SBTC DR response to SE Texas storms mark ‘longest, most involved deployment’ since Hurricane Harvey

SBTC DR volunteers gather to pray at the North Houston mass feeding kitchen site. SBTC DR PHOTOS

HOUSTON—As spring storms pummeled Southeast Texas, including the greater Houston area, Southern Baptists of Texas Convention Disaster Relief volunteers, with help from Baptist DR teams from other states, launched and maintained a steady monthlong response to the emergency.

The response included serving survivors and first responders with logistical support, hot meals, showers, laundry services, chaplaincy assistance, and recovery operations.

“This has been the longest and most involved deployment since Hurricane Harvey,” SBTC DR Director Scottie Stice said. “It’s involved a series of smaller events spread out over the state. We’ve been there to help.”

SBTC DR volunteers responded to April storms that impacted Trinity, Polk, San Jacinto, Walker, Montgomery, Liberty, and East Harris counties in Southeast Texas. They also served survivors of a May storm event in Hardin County and, as of this writing, are on standby status to respond to a tornado that hit the Temple/Belton area in May.

The disasters keep coming.

On May 24, SBTC DR feeding volunteers using the kitchen at Flint Baptist Church fed 160 first responders and members of the public affected by a tornado in Palestine. That work continued on May 25.

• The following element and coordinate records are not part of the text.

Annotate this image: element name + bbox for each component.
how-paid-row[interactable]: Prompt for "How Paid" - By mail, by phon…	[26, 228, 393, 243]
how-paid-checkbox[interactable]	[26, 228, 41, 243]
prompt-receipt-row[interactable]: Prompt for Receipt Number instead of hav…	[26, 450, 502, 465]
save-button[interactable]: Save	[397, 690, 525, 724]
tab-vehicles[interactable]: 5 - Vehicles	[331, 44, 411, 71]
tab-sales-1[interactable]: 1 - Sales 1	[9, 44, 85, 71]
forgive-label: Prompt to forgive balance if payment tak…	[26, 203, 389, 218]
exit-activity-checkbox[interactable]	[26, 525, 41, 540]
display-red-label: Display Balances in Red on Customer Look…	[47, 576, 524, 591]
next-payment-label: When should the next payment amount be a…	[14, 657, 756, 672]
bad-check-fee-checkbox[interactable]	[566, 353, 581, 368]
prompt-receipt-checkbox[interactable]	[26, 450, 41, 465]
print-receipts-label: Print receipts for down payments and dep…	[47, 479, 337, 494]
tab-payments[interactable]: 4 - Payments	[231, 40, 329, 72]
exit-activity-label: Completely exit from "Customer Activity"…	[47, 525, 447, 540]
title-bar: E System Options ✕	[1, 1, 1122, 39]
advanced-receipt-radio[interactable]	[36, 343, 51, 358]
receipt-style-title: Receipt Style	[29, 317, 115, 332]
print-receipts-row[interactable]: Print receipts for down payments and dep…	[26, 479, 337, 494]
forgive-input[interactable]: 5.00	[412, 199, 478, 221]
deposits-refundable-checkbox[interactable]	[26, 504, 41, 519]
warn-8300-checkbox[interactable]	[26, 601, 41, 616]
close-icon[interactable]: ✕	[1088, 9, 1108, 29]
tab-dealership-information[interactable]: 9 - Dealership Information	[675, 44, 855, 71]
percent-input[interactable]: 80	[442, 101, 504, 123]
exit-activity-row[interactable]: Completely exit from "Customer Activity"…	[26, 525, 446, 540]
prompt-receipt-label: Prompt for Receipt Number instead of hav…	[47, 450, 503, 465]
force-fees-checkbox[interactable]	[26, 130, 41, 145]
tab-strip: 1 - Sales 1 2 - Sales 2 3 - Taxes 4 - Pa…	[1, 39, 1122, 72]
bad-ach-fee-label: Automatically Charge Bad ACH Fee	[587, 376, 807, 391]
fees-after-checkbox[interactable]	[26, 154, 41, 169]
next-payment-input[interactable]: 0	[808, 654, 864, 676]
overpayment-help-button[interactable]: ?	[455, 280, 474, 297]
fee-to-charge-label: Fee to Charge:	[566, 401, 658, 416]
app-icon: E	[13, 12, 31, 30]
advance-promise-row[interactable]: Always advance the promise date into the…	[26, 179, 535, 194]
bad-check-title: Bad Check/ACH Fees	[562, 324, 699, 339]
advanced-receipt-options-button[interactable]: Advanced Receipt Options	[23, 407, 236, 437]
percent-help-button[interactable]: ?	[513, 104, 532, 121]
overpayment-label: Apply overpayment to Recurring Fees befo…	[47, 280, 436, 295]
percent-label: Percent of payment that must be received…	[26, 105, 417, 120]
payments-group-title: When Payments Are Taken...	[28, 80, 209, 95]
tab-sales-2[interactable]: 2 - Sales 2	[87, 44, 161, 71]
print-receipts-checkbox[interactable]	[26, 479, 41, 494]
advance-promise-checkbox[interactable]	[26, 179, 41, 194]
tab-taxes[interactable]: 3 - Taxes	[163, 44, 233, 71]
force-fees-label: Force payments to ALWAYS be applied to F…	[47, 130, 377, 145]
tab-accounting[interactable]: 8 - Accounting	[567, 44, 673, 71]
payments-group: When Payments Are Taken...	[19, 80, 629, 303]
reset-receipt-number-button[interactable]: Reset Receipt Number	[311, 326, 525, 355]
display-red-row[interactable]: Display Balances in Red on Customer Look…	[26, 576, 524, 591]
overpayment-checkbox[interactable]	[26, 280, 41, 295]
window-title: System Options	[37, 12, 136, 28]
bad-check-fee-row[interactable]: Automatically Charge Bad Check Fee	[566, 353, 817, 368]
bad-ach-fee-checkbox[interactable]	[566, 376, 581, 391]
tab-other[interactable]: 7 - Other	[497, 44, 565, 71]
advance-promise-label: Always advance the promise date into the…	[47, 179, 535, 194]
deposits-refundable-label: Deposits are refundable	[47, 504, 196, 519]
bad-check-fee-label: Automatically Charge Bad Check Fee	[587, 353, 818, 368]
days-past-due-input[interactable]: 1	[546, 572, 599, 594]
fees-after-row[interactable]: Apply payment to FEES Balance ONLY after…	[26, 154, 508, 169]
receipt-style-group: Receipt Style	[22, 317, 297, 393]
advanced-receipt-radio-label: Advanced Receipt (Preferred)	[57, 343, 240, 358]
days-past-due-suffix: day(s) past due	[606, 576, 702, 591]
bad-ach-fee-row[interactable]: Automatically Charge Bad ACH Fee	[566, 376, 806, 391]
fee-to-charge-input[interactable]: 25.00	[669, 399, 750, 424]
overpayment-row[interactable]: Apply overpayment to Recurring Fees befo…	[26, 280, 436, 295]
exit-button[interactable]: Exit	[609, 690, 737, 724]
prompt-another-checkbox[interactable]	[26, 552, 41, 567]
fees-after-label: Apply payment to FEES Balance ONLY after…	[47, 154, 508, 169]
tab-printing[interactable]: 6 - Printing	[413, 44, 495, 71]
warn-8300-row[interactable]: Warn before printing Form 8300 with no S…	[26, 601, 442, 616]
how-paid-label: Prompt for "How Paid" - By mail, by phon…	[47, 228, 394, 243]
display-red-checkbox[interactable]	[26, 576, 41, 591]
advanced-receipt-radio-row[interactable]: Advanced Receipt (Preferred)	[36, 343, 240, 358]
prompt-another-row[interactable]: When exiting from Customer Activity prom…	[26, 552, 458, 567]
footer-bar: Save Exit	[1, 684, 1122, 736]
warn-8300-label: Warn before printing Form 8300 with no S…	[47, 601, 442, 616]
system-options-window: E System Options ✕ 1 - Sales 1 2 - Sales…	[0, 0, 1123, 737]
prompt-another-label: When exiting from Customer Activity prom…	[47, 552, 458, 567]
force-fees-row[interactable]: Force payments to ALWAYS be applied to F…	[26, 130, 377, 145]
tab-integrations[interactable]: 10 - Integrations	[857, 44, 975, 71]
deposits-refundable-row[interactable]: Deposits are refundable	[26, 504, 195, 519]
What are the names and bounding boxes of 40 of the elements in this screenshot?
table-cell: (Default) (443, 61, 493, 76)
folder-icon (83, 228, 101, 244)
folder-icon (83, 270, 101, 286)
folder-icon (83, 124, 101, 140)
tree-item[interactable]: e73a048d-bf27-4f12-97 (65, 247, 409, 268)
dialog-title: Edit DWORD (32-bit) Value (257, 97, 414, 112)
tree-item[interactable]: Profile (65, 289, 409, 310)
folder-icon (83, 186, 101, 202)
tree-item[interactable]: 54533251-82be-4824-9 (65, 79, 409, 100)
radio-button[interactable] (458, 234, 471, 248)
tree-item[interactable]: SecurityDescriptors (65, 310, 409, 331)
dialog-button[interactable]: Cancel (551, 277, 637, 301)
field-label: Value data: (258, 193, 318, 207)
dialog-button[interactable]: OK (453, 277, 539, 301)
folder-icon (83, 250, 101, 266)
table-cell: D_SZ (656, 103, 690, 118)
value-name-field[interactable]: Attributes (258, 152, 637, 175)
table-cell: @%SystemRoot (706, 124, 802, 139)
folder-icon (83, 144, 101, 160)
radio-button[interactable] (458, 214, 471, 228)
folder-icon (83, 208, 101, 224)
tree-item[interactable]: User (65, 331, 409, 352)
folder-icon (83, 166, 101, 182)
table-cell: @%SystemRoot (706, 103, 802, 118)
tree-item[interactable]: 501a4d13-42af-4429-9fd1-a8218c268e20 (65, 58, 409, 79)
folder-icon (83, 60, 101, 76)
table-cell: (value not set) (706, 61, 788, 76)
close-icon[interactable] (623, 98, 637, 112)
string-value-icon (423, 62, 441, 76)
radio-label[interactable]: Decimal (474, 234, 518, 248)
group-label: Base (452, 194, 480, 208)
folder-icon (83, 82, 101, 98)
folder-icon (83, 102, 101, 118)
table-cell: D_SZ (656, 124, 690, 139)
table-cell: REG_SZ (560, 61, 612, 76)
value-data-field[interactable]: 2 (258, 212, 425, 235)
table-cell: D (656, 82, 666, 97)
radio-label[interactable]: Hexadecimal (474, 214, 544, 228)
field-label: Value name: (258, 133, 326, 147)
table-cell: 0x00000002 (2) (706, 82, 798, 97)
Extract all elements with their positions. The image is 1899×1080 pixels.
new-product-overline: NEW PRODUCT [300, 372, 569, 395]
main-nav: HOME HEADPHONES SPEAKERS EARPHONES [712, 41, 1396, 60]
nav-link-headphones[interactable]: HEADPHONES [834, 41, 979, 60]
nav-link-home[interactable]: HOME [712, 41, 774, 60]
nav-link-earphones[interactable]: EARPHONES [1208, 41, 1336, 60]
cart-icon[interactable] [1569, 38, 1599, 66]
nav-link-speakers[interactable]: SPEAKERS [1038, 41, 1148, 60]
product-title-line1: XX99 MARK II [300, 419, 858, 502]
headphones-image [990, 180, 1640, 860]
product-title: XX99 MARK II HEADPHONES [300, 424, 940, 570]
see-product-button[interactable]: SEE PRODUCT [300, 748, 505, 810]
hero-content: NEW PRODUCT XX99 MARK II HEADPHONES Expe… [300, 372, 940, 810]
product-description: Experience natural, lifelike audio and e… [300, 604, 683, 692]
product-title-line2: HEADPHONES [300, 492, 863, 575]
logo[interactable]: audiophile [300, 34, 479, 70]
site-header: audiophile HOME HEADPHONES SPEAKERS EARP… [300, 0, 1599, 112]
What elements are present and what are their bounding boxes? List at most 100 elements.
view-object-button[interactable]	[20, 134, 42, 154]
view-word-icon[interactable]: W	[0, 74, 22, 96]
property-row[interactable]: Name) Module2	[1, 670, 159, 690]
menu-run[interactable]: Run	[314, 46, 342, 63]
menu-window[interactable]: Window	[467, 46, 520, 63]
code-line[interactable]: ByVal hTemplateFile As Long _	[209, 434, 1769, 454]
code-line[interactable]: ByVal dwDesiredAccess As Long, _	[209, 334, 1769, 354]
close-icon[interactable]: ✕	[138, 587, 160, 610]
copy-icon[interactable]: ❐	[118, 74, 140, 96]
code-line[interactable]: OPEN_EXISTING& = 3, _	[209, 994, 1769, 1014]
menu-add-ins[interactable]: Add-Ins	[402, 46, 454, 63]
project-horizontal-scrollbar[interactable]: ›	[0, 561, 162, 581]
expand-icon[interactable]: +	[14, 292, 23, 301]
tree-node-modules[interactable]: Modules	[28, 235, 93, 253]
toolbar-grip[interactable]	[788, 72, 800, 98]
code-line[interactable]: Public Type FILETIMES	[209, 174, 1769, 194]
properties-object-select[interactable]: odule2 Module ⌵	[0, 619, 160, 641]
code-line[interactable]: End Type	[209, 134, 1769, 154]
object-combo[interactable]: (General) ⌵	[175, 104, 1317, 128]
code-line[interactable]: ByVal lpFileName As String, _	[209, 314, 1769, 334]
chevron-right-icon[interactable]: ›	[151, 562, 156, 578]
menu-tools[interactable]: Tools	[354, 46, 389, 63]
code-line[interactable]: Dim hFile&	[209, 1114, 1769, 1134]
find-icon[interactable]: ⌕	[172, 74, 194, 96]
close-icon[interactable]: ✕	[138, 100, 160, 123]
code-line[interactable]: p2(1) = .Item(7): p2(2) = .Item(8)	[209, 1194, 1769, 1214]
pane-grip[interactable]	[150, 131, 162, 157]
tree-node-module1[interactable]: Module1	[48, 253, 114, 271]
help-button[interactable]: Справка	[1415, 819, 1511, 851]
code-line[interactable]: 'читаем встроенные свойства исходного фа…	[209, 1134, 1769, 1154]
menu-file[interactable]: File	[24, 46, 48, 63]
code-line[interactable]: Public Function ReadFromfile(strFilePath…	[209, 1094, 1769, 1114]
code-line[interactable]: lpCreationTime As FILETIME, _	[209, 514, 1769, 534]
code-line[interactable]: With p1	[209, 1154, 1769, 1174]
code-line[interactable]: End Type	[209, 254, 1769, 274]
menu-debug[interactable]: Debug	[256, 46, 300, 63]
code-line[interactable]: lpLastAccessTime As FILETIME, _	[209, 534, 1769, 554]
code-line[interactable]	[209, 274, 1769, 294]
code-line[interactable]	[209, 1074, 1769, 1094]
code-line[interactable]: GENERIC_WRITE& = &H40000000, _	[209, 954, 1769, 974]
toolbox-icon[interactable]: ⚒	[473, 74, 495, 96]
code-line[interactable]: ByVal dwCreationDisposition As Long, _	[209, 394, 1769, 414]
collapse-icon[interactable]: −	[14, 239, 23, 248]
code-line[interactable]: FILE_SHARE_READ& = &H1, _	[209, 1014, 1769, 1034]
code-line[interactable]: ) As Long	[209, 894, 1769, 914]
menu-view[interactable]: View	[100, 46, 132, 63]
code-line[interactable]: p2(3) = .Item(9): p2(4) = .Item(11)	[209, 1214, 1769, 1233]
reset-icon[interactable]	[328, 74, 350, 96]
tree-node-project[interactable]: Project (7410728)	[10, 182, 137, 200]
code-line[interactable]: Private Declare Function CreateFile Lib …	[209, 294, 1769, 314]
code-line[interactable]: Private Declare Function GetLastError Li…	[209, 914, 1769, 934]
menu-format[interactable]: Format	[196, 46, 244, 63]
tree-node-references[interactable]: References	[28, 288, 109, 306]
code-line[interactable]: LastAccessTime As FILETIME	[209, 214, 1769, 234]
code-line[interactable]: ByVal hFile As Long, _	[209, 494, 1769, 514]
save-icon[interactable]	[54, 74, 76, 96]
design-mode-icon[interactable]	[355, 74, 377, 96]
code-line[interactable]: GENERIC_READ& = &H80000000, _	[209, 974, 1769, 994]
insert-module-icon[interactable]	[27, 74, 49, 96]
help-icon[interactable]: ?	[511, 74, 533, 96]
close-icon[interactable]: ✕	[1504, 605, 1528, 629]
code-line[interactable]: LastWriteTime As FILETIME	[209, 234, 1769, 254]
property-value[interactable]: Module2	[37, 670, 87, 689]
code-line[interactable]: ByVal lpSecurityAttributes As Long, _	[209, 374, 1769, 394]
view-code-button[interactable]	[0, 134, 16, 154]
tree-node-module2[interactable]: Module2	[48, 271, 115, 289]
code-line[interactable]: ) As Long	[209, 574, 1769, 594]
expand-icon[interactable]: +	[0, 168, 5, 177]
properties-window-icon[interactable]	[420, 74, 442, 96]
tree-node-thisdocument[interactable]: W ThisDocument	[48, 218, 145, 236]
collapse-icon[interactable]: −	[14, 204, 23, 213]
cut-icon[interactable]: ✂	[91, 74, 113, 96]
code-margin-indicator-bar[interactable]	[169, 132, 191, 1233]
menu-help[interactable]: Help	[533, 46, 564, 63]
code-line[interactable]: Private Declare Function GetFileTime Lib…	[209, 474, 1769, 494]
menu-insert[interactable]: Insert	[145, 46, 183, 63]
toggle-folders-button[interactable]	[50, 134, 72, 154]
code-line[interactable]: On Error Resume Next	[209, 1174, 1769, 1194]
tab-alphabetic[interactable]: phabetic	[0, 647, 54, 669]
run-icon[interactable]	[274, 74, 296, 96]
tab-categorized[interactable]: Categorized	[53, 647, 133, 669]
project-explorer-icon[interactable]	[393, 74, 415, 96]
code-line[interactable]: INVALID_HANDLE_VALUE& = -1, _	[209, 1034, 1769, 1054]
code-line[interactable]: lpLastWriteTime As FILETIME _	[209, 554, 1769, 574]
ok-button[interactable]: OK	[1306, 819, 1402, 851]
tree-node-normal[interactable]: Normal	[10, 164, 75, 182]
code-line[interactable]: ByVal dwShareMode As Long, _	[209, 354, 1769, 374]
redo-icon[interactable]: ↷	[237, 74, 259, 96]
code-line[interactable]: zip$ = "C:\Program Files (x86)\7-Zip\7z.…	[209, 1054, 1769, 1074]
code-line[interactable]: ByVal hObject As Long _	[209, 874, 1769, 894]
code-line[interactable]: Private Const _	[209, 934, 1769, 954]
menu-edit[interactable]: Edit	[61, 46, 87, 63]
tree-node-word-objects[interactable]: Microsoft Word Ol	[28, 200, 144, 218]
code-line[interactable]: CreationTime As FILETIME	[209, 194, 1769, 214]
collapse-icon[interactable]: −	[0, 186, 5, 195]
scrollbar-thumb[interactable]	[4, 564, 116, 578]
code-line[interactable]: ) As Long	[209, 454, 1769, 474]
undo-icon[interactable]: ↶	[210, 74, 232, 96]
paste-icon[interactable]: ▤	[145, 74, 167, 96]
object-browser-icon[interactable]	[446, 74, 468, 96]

“We’ve been busy, and we continue to be busy,” Stice said. “DR response can be a moving target.”

Helping Houston

The greater Houston area prompted the largest response of the spring to date. With their main base of operations set up at Spring Baptist Church in Spring, SBTC DR and Arkansas Baptist DR teams provided showers and did dozens of loads of laundry in addition to completing clean-up at 12 homes and chainsaw work.

Also in Houston, Clay Road Baptist Church continues to offer survivors shower and laundry services.

In North Houston, SBTC DR teams continued their groundbreaking partnership with the Salvation Army, staffing a mass-feeding kitchen site. Teams contributed 2,220 volunteer hours to prepare 20,235 meals distributed by Salvation Army personnel. In addition to mass-feeding operations from large field kitchens, SBTC quick-response mobile unit workers spent 320 volunteer hours preparing and serving 1,017 meals to Salvation Army and other SBTC DR volunteers.

SBTC DR volunteers prepared more than 20,000 hot meals distributed by the Salvation Army to Houston storm survivors, continuing the groundbreaking DR partnership between the two gospel-centered organizations. SBTC DR PHOTO

Outside the Bayou City

SBTC DR volunteers also supported the San Jacinto County Shelter, providing 997 showers and doing 236 loads of laundry until May 24.

Chainsaw and recovery teams from First Baptist Bellville responded to needs in their community, northwest of Houston, by completing 27 jobs, logging 18 heavy equipment hours, and contributing 240 volunteer hours.

SBTC DR equipment and teams additionally set up headquarters at Central Baptist Church in Livingston on May 12. Since then, more than 746 meals have been served, 268 showers provided, 92 loads of laundry done, and 56 home cleanup requests completed with 10 more pending. SBTC DR teams alone have clocked 3,820 volunteer hours at Livingston in a deployment which also involved Baptist DR teams from Oklahoma and Florida.

At the American Red Cross shelter set up at Cleveland ISD’s Pine Burr Elementary school, SBTC DR teams from the Top O’ Texas Association continue to staff a shower and laundry unit as they have since May 16.

“Pine Burr houses the largest Red Cross shelter at the moment,” Stice said. “Our volunteers have done a phenomenal job here as elsewhere … [with ] lots of ministry, lots of gospel conversations, lots of encouraging folks.”

Also in Cleveland, SBTC DR and other state Baptist volunteers based at Calvary Baptist Church began cleanup operations which were suspended on May 25 till floodwaters recede.

At Huntsville, an SBTC QRU and volunteers supported the shelter established at the H.E.A.R.T.S. Veterans Museum of Texas until May 6, while at Liberty County, an SBTC DR shower and laundry unit supported survivors from May 7-13.

Cleanup operations based at Coldspring in San Jacinto County, staffed by Baptist DR teams from Arizona and New Mexico, also took place, with operations closing on May 25.

Meanwhile, in Hardin County, SBTC DR teams served 30 volunteer hours, cleaning out three damaged homes.

“It has been a very busy spring,” Stice said, expressing thanks not only for SBTC DR volunteers who give so much but also for the out-of-state teams who came to help Texas survivors.

“We appreciate the prayer and financial support of SBTC churches through the Cooperative Program and Reach Texas giving,” Stice added.